Ahlgren’s photographs create a snapshot impression of those events which dominated office life: kitchen discussions, cheap coffee dispensers, parties and chats at the water cooler.

The photographer said that he was inspired by the Edward Hopper painting Office at Night while he was bored and unfulfilled in 1987 working as a banker in Minneapolis, Minnesota.

During his frequent work break trips to the Walker Art Centre he found he was more interested in the artistic impression of the office setting rather than actually working in one. Over time, as his interest in banking faded, Ahlgren became entranced by the dramatic nature of working in the office.

He writes: “When working late I was fascinated by how the light in some empty offices and corridors appeared almost theatrical. In meetings, my attention would occasionally drift from the matter at hand, and I would observe the subtle expressions and gestures of those around me.”

After leaving the banking industry Ahlgren attended graduate school for photography and later worked on this project for more than a decade, between 1990 and 2001, in a variety of locations.
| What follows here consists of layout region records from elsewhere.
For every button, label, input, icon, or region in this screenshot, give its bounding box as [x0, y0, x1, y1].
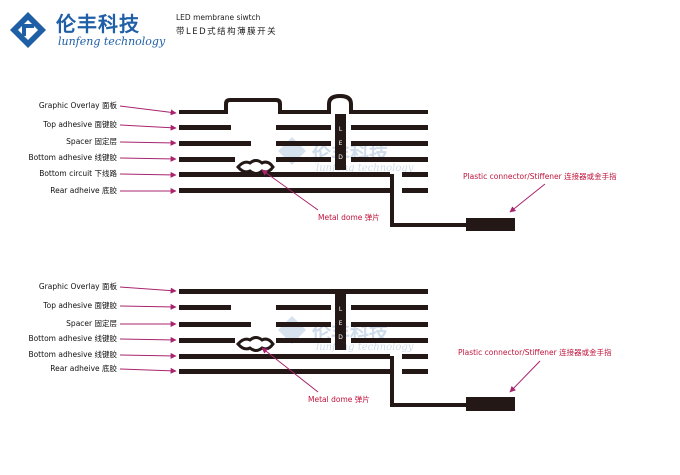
layer-label-top-adhesive: Top adhesive 面键胶	[42, 119, 117, 129]
led-component: L E D	[335, 294, 346, 350]
logo-diamond-icon	[10, 12, 46, 48]
layer-label-bottom-adhesive-2: Bottom adhesive 线键胶	[28, 349, 117, 359]
layer-spacer	[179, 141, 428, 146]
layer-rear-adhesive	[179, 369, 428, 374]
layer-label-graphic-overlay: Graphic Overlay 面板	[39, 100, 118, 110]
metal-dome-label: Metal dome 弹片	[308, 394, 370, 404]
layer-spacer	[179, 322, 428, 327]
brand-logo: 伦丰科技 lunfeng technology	[8, 8, 168, 52]
led-letter-e: E	[339, 320, 343, 327]
layer-graphic-overlay	[179, 93, 428, 114]
watermark-name-en: lunfeng technology	[316, 163, 414, 174]
layer-label-spacer: Spacer 固定层	[66, 136, 117, 146]
diagram-title-en: LED membrane siwtch	[176, 13, 261, 22]
layer-bottom-circuit	[179, 172, 428, 177]
led-letter-d: D	[338, 334, 343, 341]
layer-label-graphic-overlay: Graphic Overlay 面板	[39, 281, 118, 291]
metal-dome	[236, 159, 275, 175]
diagram-title-cn: 带LED式结构薄膜开关	[176, 27, 278, 37]
layer-label-rear-adhesive: Rear adheive 底胶	[50, 363, 117, 373]
metal-dome-label: Metal dome 弹片	[318, 212, 380, 222]
layer-label-bottom-circuit: Bottom circuit 下线路	[39, 168, 117, 178]
diagram-bottom: 伦丰科技 lunfeng technology Graphic Overlay …	[28, 281, 612, 411]
layer-label-spacer: Spacer 固定层	[66, 318, 117, 328]
layer-top-adhesive	[179, 125, 428, 130]
led-letter-e: E	[339, 140, 343, 147]
layer-top-adhesive	[179, 305, 428, 310]
layer-arrows	[119, 105, 177, 194]
circuit-tail	[390, 174, 472, 227]
plastic-connector	[466, 218, 515, 231]
led-letter-l: L	[339, 306, 343, 313]
layer-label-bottom-adhesive-1: Bottom adhesive 线键胶	[28, 333, 117, 343]
layer-label-rear-adhesive: Rear adheive 底胶	[50, 185, 117, 195]
brand-name-en: lunfeng technology	[58, 35, 166, 48]
layer-bottom-adhesive-2	[179, 354, 428, 359]
connector-label: Plastic connector/Stiffener 连接器或金手指	[458, 347, 612, 357]
layer-label-top-adhesive: Top adhesive 面键胶	[42, 300, 117, 310]
layer-graphic-overlay	[179, 289, 428, 294]
layer-label-bottom-adhesive: Bottom adhesive 线键胶	[28, 152, 117, 162]
connector-label: Plastic connector/Stiffener 连接器或金手指	[463, 171, 617, 181]
layer-rear-adhesive	[179, 188, 428, 193]
layer-bottom-adhesive-1	[179, 338, 428, 343]
led-component: L E D	[335, 114, 346, 170]
layer-arrows	[119, 286, 177, 374]
layer-bottom-adhesive	[179, 157, 428, 162]
led-letter-d: D	[338, 154, 343, 161]
plastic-connector	[466, 397, 515, 411]
led-letter-l: L	[339, 126, 343, 133]
watermark-name-en: lunfeng technology	[316, 342, 414, 353]
circuit-tail	[390, 356, 472, 407]
metal-dome	[236, 336, 275, 352]
diagram-top: 伦丰科技 lunfeng technology Graphic Overlay …	[28, 93, 617, 231]
brand-name-cn: 伦丰科技	[56, 12, 140, 36]
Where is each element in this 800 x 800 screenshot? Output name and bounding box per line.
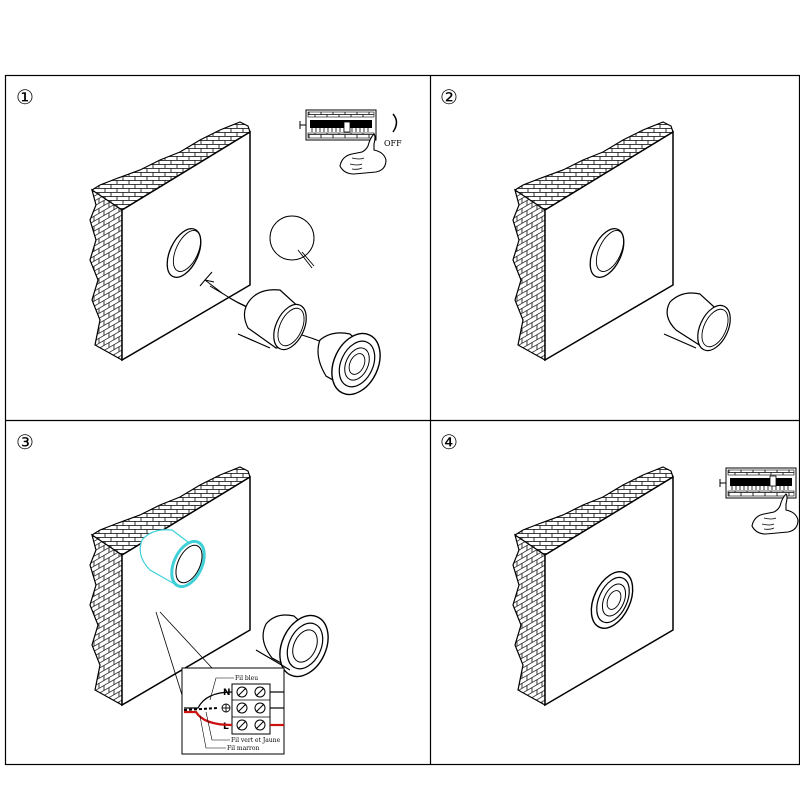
switch-arrow-icon	[392, 113, 398, 133]
wall-hole	[589, 228, 625, 278]
wire-brown-label: Fil marron	[227, 745, 260, 752]
hand-pointer-icon	[751, 493, 799, 535]
wire-blue-label: Fil bleu	[235, 675, 258, 682]
bulb-icon	[269, 215, 315, 269]
wire-green-yellow-label: Fil vert et Jaune	[231, 737, 281, 744]
terminal-n-label: N	[223, 688, 231, 698]
step-number-2: ②	[440, 85, 458, 109]
panel-3: N L Fil bleu Fil vert et Jaune Fil marro…	[89, 466, 329, 755]
brick-wall-icon	[512, 466, 674, 706]
circuit-breaker-panel-icon	[299, 109, 377, 141]
sleeve-icon	[663, 292, 731, 352]
brick-wall-icon	[512, 121, 674, 361]
wiring-inset: N L Fil bleu Fil vert et Jaune Fil marro…	[181, 667, 285, 755]
installed-spotlight-icon	[590, 571, 634, 629]
wall-hole	[166, 228, 202, 278]
brown-wire	[184, 710, 233, 727]
spotlight-icon	[317, 332, 381, 396]
brick-wall-icon	[89, 121, 251, 361]
spotlight-icon	[255, 614, 329, 678]
inserted-sleeve-icon	[139, 529, 206, 589]
step-number-4: ④	[440, 430, 458, 454]
panel-4	[512, 466, 799, 706]
terminal-block-icon	[231, 683, 271, 735]
circuit-breaker-panel-icon	[719, 467, 797, 499]
step-number-1: ①	[16, 85, 34, 109]
sleeve-icon	[237, 289, 307, 351]
panel-2	[512, 121, 731, 361]
earth-symbol-icon	[221, 703, 231, 713]
switch-state-label: OFF	[384, 139, 402, 148]
panel-1: OFF	[89, 109, 402, 396]
terminal-l-label: L	[223, 722, 229, 732]
step-number-3: ③	[16, 430, 34, 454]
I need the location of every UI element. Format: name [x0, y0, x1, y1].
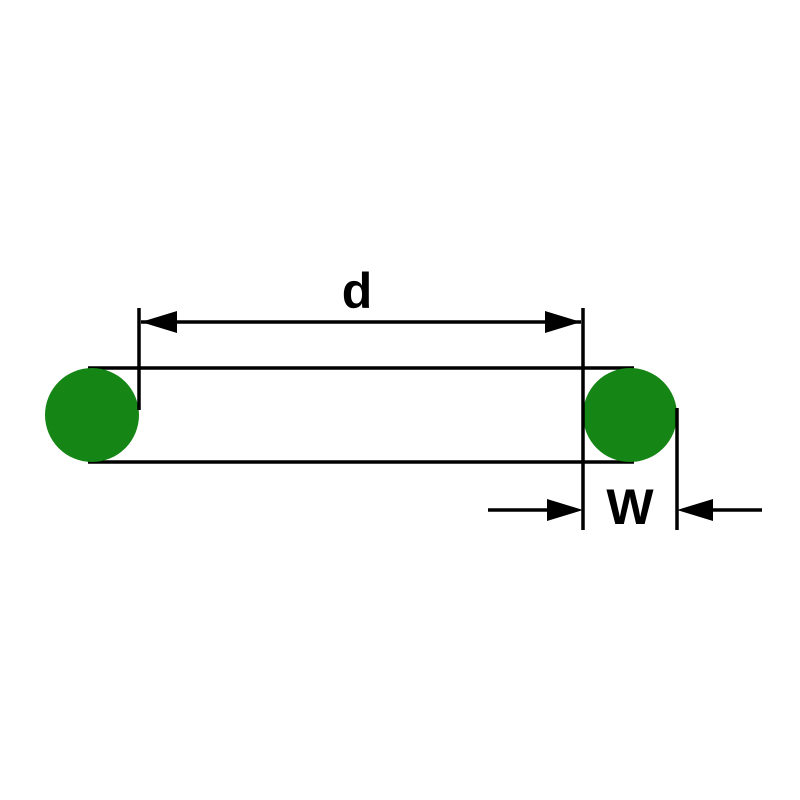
w-arrowhead-left-icon [547, 499, 583, 521]
label-inner-diameter: d [342, 263, 373, 319]
d-arrowhead-left-icon [141, 311, 177, 333]
dimension-inner-diameter [137, 308, 585, 530]
label-cross-section-width: W [606, 479, 654, 535]
oring-cross-section-left [45, 368, 139, 462]
w-arrowhead-right-icon [677, 499, 713, 521]
oring-cross-section-right [583, 368, 677, 462]
d-arrowhead-right-icon [545, 311, 581, 333]
ring-body-lines [88, 366, 634, 464]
Nothing in the photographs was staged and only natural light available would be used in his shots.

It is clear that while Ahlgren sees the office as a type of theatre he visualises office workers as actors in a grand performance. Much like being an actor, a good or bad performance can mean a great deal for the office worker’s life.

He writes: “Sometimes I saw that what was being discussed had profound consequences – professional and personal – for others in the room, although their emotions were usually veiled by professional decorum.

“I am reminded of it every time I enter an office building, or overhear a fragment of conversation about office life: a promotion won or lost, the challenges of beginning at a new firm, a difficult relationship with a superior or subordinate.”

Covid recalibrated our outlook on office life, reducing the daily office hum and turning much of our memories of the workplace to nostalgia.

However working from home appears to be a trend which continues to be popular. The Office of National Statistics (ONS) suggests that 85 per cent of those working from home wanted to use a hybrid approach of both home and office work in the future.

The ONS also suggest that job adverts including terms related to “homeworking” increased at a faster rate than total adverts, with homeworking adverts in May 2021 three times above their February 2020 average.

But as pandemic restrictions have lifted and many return the office, Ahlgren’s project reminds us that many aspects of office working have been lost and are unlikely to return.